Zur Einordnung: Im Jahr 2023 galt laut Statistischem Bundesamt jede siebte Person (14,3 Prozent der Bevölkerung) als armutsgefährdet, was knapp 12 Millionen Menschen entspricht. Für einen Einpersonenhaushalt lag die Armutsgrenze 2023 bei einem Einkommen von 1.314 Euro – mit inbegriffen sind dabei alle Transferleistungen wie zum Beispiel Bürgergeld oder Wohngeld. Nach der neuen Berechnungsmethode gilt eine allein lebende Person als arm, wenn dieser nach Abzug der Wohnkosten weniger als 1.016 Euro im Monat bleiben.

Um nochmals auf das Beispiel vom Anfang zurückzukommen: Frau Schmidt, die eine barrierefreie Wohnung brauchte, die nach Abzug der Mietkosten nur noch 870 Euro zur Verfügung hatte, würde so als arm gelten.

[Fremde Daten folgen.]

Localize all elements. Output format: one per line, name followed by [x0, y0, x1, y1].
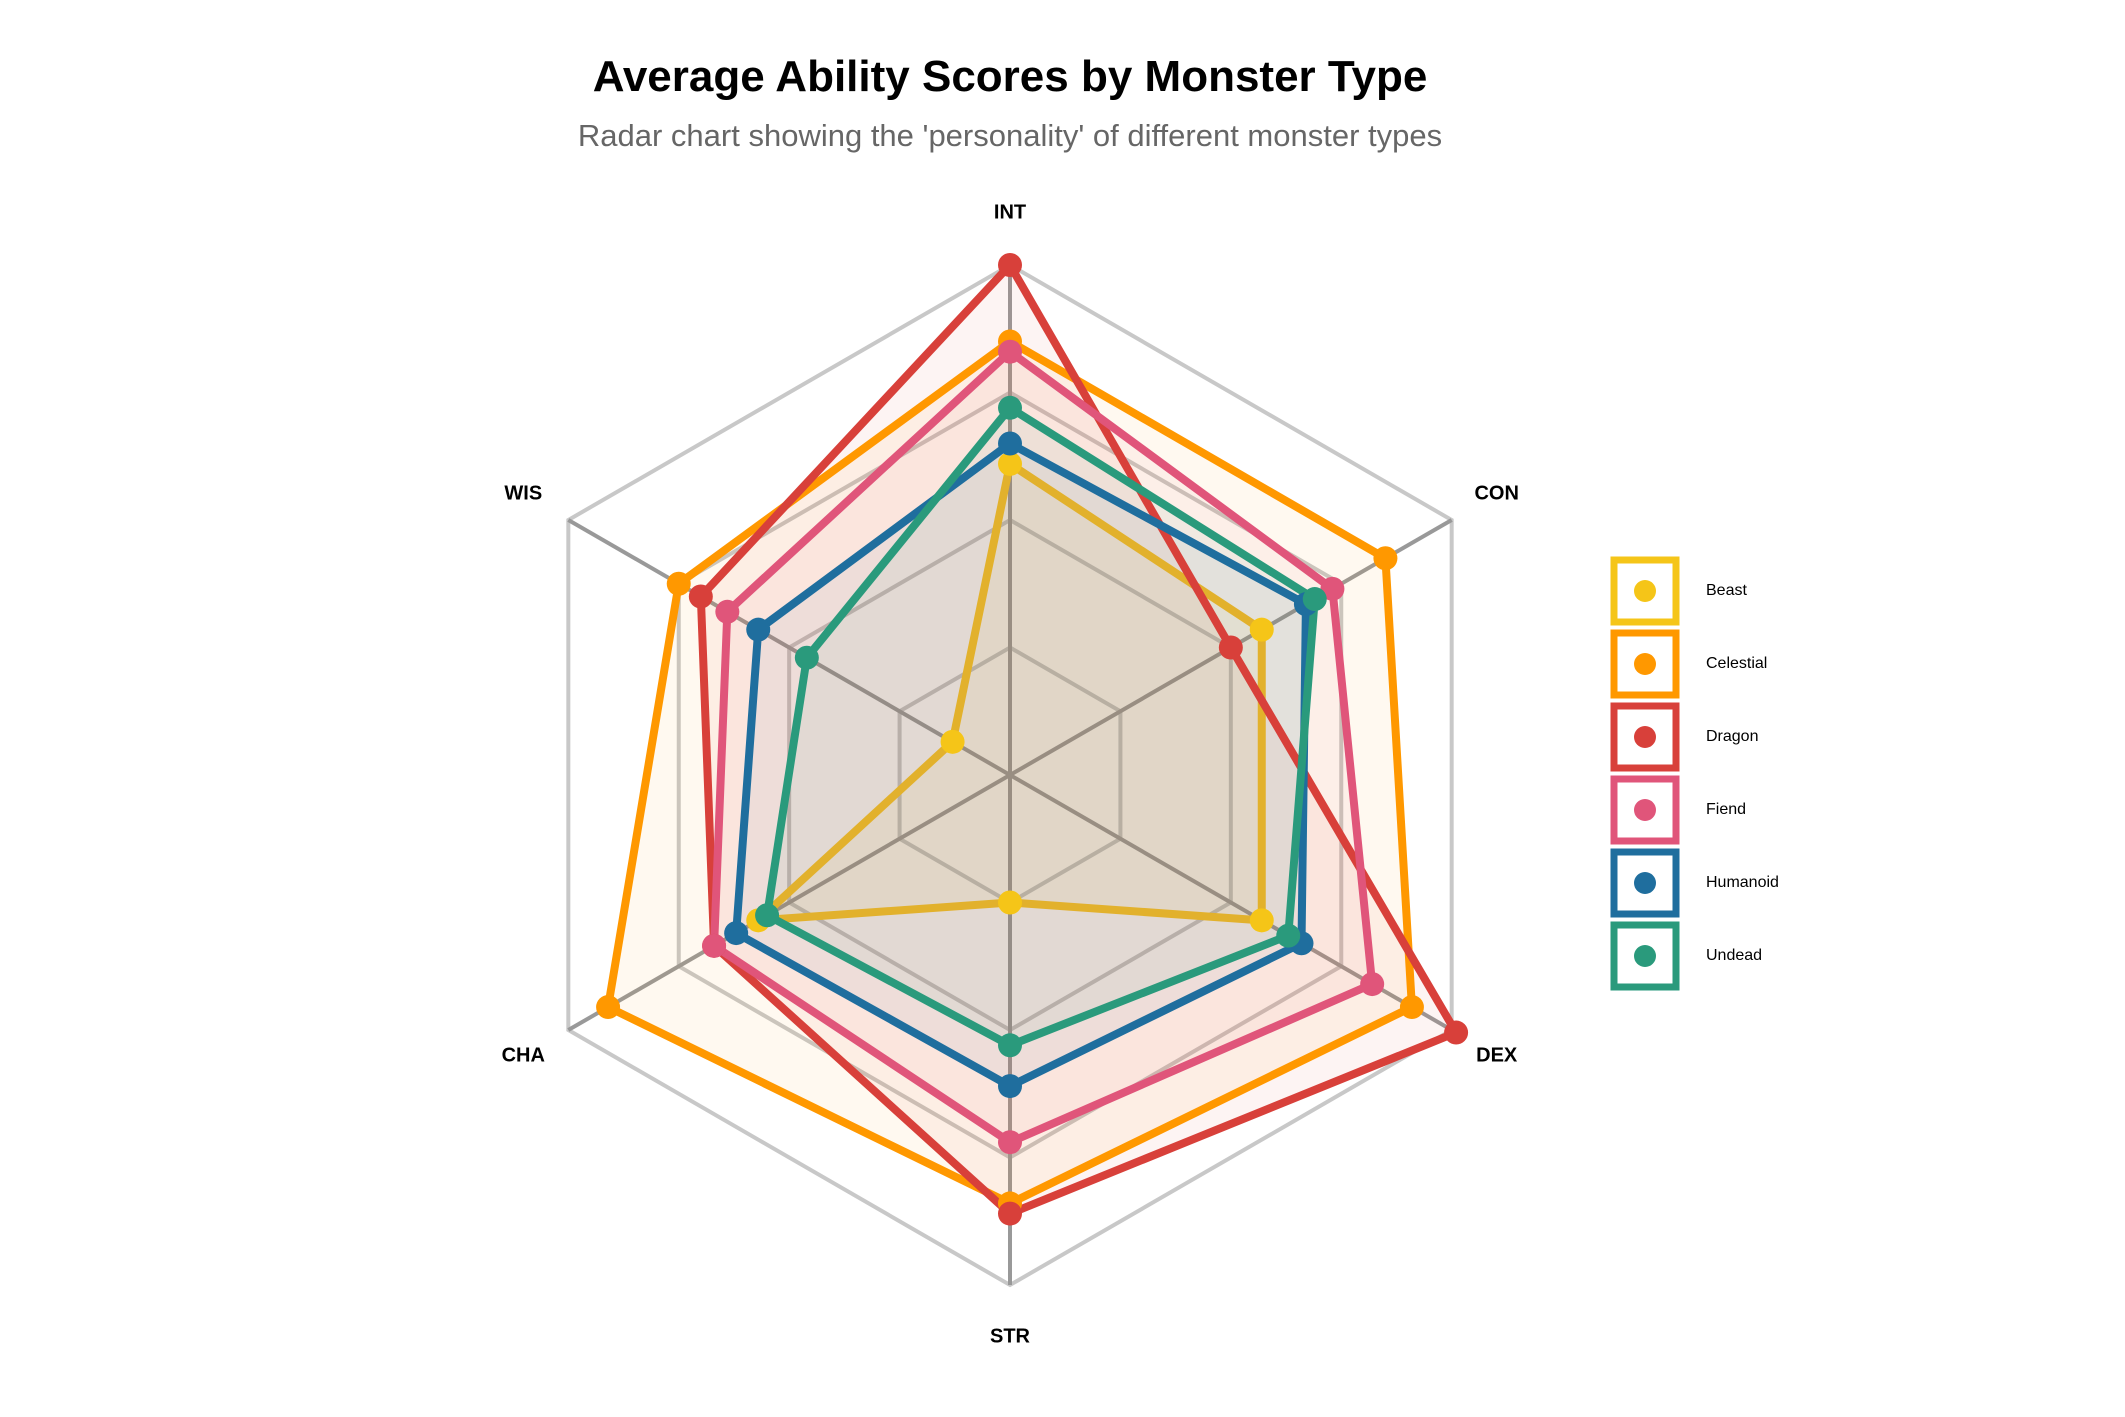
axis-spoke-wis — [567, 518, 1011, 777]
point-fiend-con — [1320, 576, 1345, 601]
legend-label-undead: Undead — [1706, 947, 1762, 964]
point-beast-con — [1249, 617, 1274, 642]
point-undead-con — [1302, 587, 1327, 612]
legend: Beast Celestial Dragon Fiend Humanoid Undead — [1610, 556, 1779, 991]
point-fiend-cha — [702, 933, 727, 958]
point-humanoid-str — [998, 1074, 1022, 1099]
axis-label-cha: CHA — [502, 1044, 545, 1066]
axis-label-dex: DEX — [1476, 1044, 1518, 1066]
point-humanoid-int — [998, 431, 1022, 456]
point-beast-dex — [1249, 908, 1274, 933]
legend-label-celestial: Celestial — [1706, 655, 1767, 672]
axis-label-wis: WIS — [504, 482, 542, 504]
axis-label-str: STR — [990, 1325, 1031, 1347]
legend-label-humanoid: Humanoid — [1706, 874, 1779, 891]
legend-label-fiend: Fiend — [1706, 801, 1746, 818]
point-undead-str — [998, 1033, 1022, 1058]
point-dragon-con — [1218, 635, 1243, 660]
point-humanoid-wis — [746, 617, 771, 642]
point-fiend-dex — [1360, 972, 1385, 997]
legend-marker-celestial — [1634, 653, 1656, 675]
point-fiend-str — [998, 1130, 1022, 1155]
axis-spoke-cha — [567, 773, 1011, 1032]
chart-subtitle: Radar chart showing the 'personality' of… — [577, 118, 1443, 153]
point-fiend-int — [998, 339, 1022, 364]
point-celestial-dex — [1399, 995, 1424, 1020]
axis-labels: INT CON DEX STR CHA WIS — [502, 201, 1519, 1347]
legend-swatch-undead — [1610, 921, 1680, 991]
point-celestial-con — [1373, 546, 1398, 571]
point-celestial-wis — [666, 571, 691, 596]
point-fiend-wis — [715, 599, 740, 624]
axis-label-int: INT — [994, 201, 1026, 223]
axis-label-con: CON — [1474, 482, 1518, 504]
legend-swatch-dragon — [1610, 702, 1680, 772]
legend-marker-beast — [1634, 580, 1656, 602]
legend-marker-dragon — [1634, 726, 1656, 748]
legend-marker-fiend — [1634, 799, 1656, 821]
legend-marker-undead — [1634, 945, 1656, 967]
series-points — [596, 253, 1469, 1226]
point-beast-str — [998, 890, 1022, 915]
point-humanoid-cha — [724, 921, 749, 946]
point-undead-wis — [794, 645, 819, 670]
series-fill-humanoid — [736, 443, 1306, 1087]
point-celestial-cha — [596, 995, 621, 1020]
point-dragon-str — [998, 1201, 1022, 1226]
point-beast-wis — [940, 729, 965, 754]
legend-marker-humanoid — [1634, 872, 1656, 894]
legend-label-beast: Beast — [1706, 582, 1747, 599]
series-fill-undead — [767, 407, 1315, 1046]
point-beast-int — [998, 451, 1022, 476]
point-undead-int — [998, 395, 1022, 420]
point-undead-dex — [1276, 923, 1301, 948]
point-undead-cha — [755, 903, 780, 928]
point-dragon-int — [998, 253, 1022, 277]
point-dragon-dex — [1444, 1020, 1469, 1045]
chart-title: Average Ability Scores by Monster Type — [592, 52, 1428, 101]
point-dragon-wis — [688, 584, 713, 609]
legend-label-dragon: Dragon — [1706, 728, 1758, 745]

Die Berücksichtigung von Wohnkosten in der Armutsmessung lege damit „ein bislang nicht gesehenes Ausmaß an Armut offen“, heißt es in der Kurzexpertise. In der Tendenz gel­te: Je niedriger das Einkommen, desto höher seien die relativen Ausgaben für Wohnen.

Da sich Wohnkosten je nach Lage, Stadt oder Land, Ost oder West erheblich unterscheiden, zeigen sich auch regionale Unterschiede. Mit der neuen Rechenmethode sei die Armutsquote besonders hoch in Bremen (29,3 Prozent), Sachsen-Anhalt (28,6 Prozent) und Hamburg (26,8 Prozent). In Baden-Württemberg (18,5 Prozent) und Bayern (16,3 Prozent) sind vergleichsweise weniger Menschen betroffen. Was interessant ist: In Hamburg und Schleswig-Holstein ist der Unterschied zwischen beiden Armutsquoten besonders hoch.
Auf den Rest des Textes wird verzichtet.